Moreover, Home Depot does an excellent job of turning increasing sales into increasing profits. The operating profit margin has expanded for the home improvement retailer from 9.5% to 13.8% over the last decade. In dollar terms, that has resulted in operating income almost tripling from $6.6 billion in fiscal 2012 to $18.3 billion in 2021.
Like Home Depot, Lowe's has been growing revenue at a compounded annual rate of 6.3% in the last 10 years. The same macroeconomic factors helping increase sales for Home Depot are also boosting sales at Lowe's. Both companies serve do-it-yourselfers and professionals looking to complete home improvement projects, so it makes sense to be affected by the same factors.
It's no surprise then that Lowe's CEO Marvin Ellison sees a similar relationship between home values and spending on home improvement:
In fact, there is more housing demand than supply, resulting in home prices continuing to rise. And because of this, consumers have an increased confidence in repairing and remodeling their homes... Further, our research shows that it will take years for the supply of homes to meet the projected demand. This remains a very positive indicator for home improvement. In addition, the customers' mindset regarding their home is very straightforward. As long as their home is increasing in value, they see upgrades and enhancements to their home as an investment and not an expense.

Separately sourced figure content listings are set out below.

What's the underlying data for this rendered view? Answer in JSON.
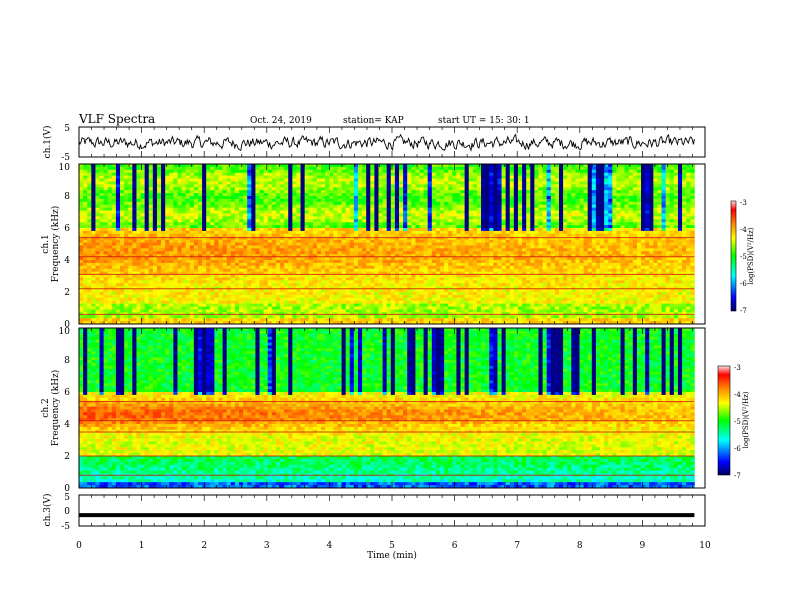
{
  "header": {
    "title": "VLF Spectra",
    "date": "Oct. 24, 2019",
    "station": "station= KAP",
    "start": "start  UT =   15: 30: 1"
  },
  "chart_data": [
    {
      "type": "line",
      "name": "ch1-waveform",
      "ylabel": "ch.1(V)",
      "ylim": [
        -5,
        5
      ],
      "yticks": [
        "5",
        "-5"
      ],
      "xlim": [
        0,
        10
      ],
      "data_end_min": 9.83
    },
    {
      "type": "heatmap",
      "name": "ch1-spectrogram",
      "ylabel": "ch.1\nFrequency (kHz)",
      "ylabel_line1": "ch.1",
      "ylabel_line2": "Frequency (kHz)",
      "ylim": [
        0,
        10
      ],
      "yticks": [
        "0",
        "2",
        "4",
        "6",
        "8",
        "10"
      ],
      "xlim": [
        0,
        10
      ],
      "strong_bands_khz": [
        5.4,
        4.2,
        3.1,
        2.2,
        0.6
      ],
      "colorbar": {
        "label": "log(PSD)(V²/Hz)",
        "range": [
          -7,
          -3
        ],
        "ticks": [
          "-3",
          "-4",
          "-5",
          "-6",
          "-7"
        ]
      }
    },
    {
      "type": "heatmap",
      "name": "ch2-spectrogram",
      "ylabel": "ch.2\nFrequency (kHz)",
      "ylabel_line1": "ch.2",
      "ylabel_line2": "Frequency (kHz)",
      "ylim": [
        0,
        10
      ],
      "yticks": [
        "0",
        "2",
        "4",
        "6",
        "8",
        "10"
      ],
      "xlim": [
        0,
        10
      ],
      "strong_bands_khz": [
        5.4,
        4.2,
        3.5,
        2.0,
        0.8
      ],
      "colorbar": {
        "label": "log(PSD)(V²/Hz)",
        "range": [
          -7,
          -3
        ],
        "ticks": [
          "-3",
          "-4",
          "-5",
          "-6",
          "-7"
        ]
      }
    },
    {
      "type": "line",
      "name": "ch3-waveform",
      "ylabel": "ch.3(V)",
      "ylim": [
        -5,
        5
      ],
      "yticks": [
        "5",
        "0",
        "-5"
      ],
      "xlim": [
        0,
        10
      ],
      "constant_value": -1.5
    }
  ],
  "xaxis": {
    "label": "Time (min)",
    "ticks": [
      "0",
      "1",
      "2",
      "3",
      "4",
      "5",
      "6",
      "7",
      "8",
      "9",
      "10"
    ]
  },
  "colors": {
    "line": "#000000",
    "colormap": [
      "#000080",
      "#0000ff",
      "#00ffff",
      "#00ff00",
      "#ffff00",
      "#ff8000",
      "#ff0000",
      "#ffc8c8"
    ]
  }
}
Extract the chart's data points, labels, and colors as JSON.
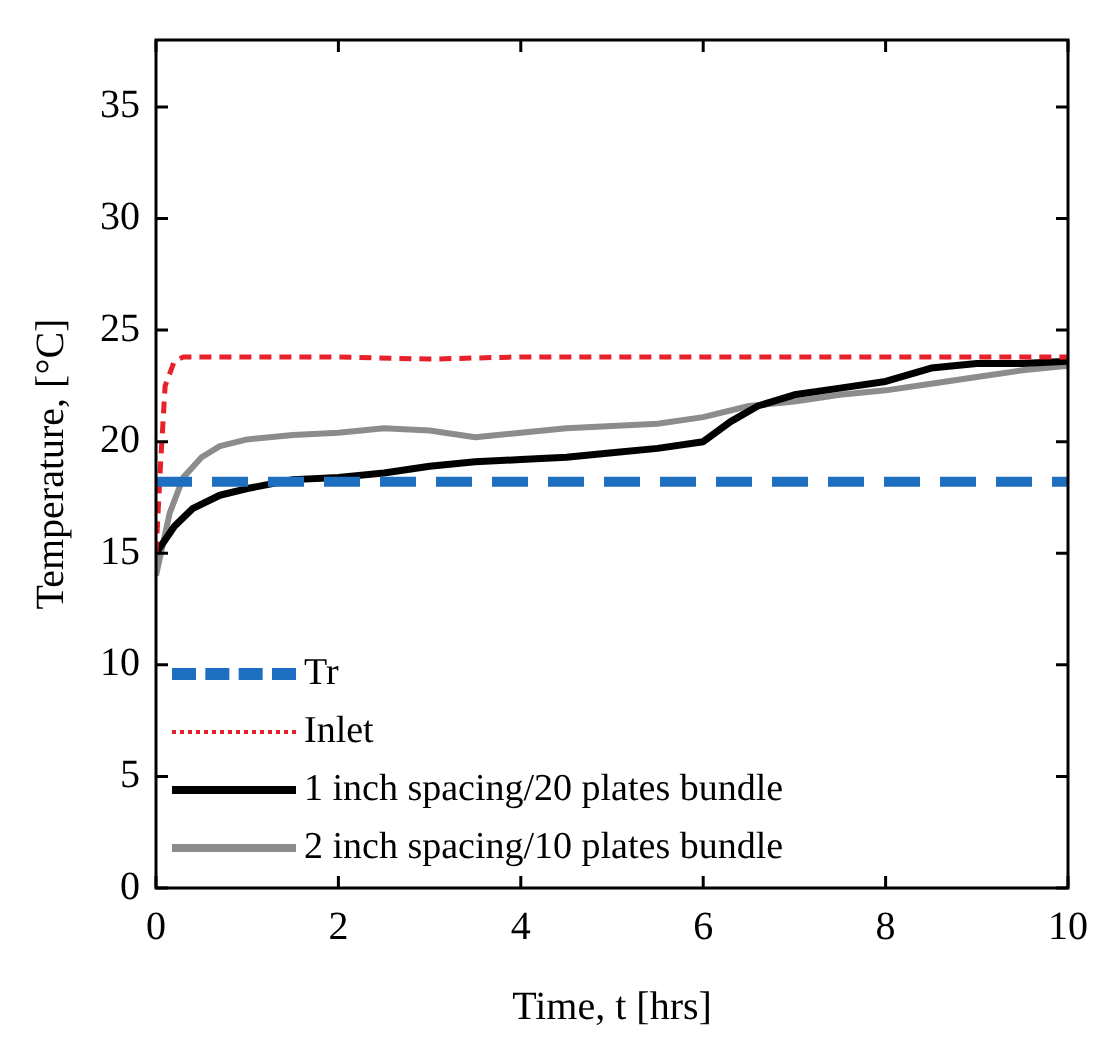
{
  "chart_data": {
    "type": "line",
    "xlabel": "Time, t [hrs]",
    "ylabel": "Temperature, [°C]",
    "xlim": [
      0,
      10
    ],
    "xticks": [
      0,
      2,
      4,
      6,
      8,
      10
    ],
    "ylim": [
      0,
      38
    ],
    "yticks": [
      0,
      5,
      10,
      15,
      20,
      25,
      30,
      35
    ],
    "grid": false,
    "legend": "bottom left",
    "marker": "none",
    "series": [
      {
        "name": "Tr",
        "color": "#1f6fc0",
        "line_style": "dashed",
        "x": [
          0,
          10
        ],
        "values": [
          18.2,
          18.2
        ]
      },
      {
        "name": "Inlet",
        "color": "#e8202a",
        "line_style": "dotted",
        "x": [
          0,
          0.05,
          0.1,
          0.2,
          0.3,
          1,
          2,
          3,
          4,
          5,
          6,
          7,
          8,
          9,
          10
        ],
        "values": [
          15,
          19,
          22.5,
          23.6,
          23.8,
          23.8,
          23.8,
          23.7,
          23.8,
          23.8,
          23.8,
          23.8,
          23.8,
          23.8,
          23.8
        ]
      },
      {
        "name": "1 inch spacing/20 plates bundle",
        "color": "#000000",
        "line_style": "solid",
        "x": [
          0,
          0.2,
          0.4,
          0.7,
          1,
          1.5,
          2,
          2.5,
          3,
          3.5,
          4,
          4.5,
          5,
          5.5,
          6,
          6.3,
          6.6,
          7,
          7.5,
          8,
          8.5,
          9,
          9.5,
          10
        ],
        "values": [
          15,
          16.2,
          17,
          17.6,
          17.9,
          18.3,
          18.4,
          18.6,
          18.9,
          19.1,
          19.2,
          19.3,
          19.5,
          19.7,
          20,
          20.9,
          21.6,
          22.1,
          22.4,
          22.7,
          23.3,
          23.5,
          23.5,
          23.6
        ]
      },
      {
        "name": "2 inch spacing/10 plates bundle",
        "color": "#8c8c8c",
        "line_style": "solid",
        "x": [
          0,
          0.15,
          0.3,
          0.5,
          0.7,
          1,
          1.5,
          2,
          2.5,
          3,
          3.5,
          4,
          4.5,
          5,
          5.5,
          6,
          6.5,
          7,
          7.5,
          8,
          8.5,
          9,
          9.5,
          10
        ],
        "values": [
          14,
          16.8,
          18.4,
          19.3,
          19.8,
          20.1,
          20.3,
          20.4,
          20.6,
          20.5,
          20.2,
          20.4,
          20.6,
          20.7,
          20.8,
          21.1,
          21.6,
          21.8,
          22.1,
          22.3,
          22.6,
          22.9,
          23.2,
          23.4
        ]
      }
    ]
  }
}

Although not as skilled as Home Depot, Lowe's is adept at converting increasing sales into profits. It, too, nearly tripled operating income from fiscal 2012 to 2021 ($3.3 billion to $9.7 billion), while increasing the operating profit margin from 6.5% to 10.8%.
Overall, if long-standing economic relationships hold, rising home prices should lead to increased sales at Lowe's and Home Depot, boosting profits for both. Therefore, investors looking for growth stocks that can benefit from rising home values can add Home Depot and Lowe's to their portfolios.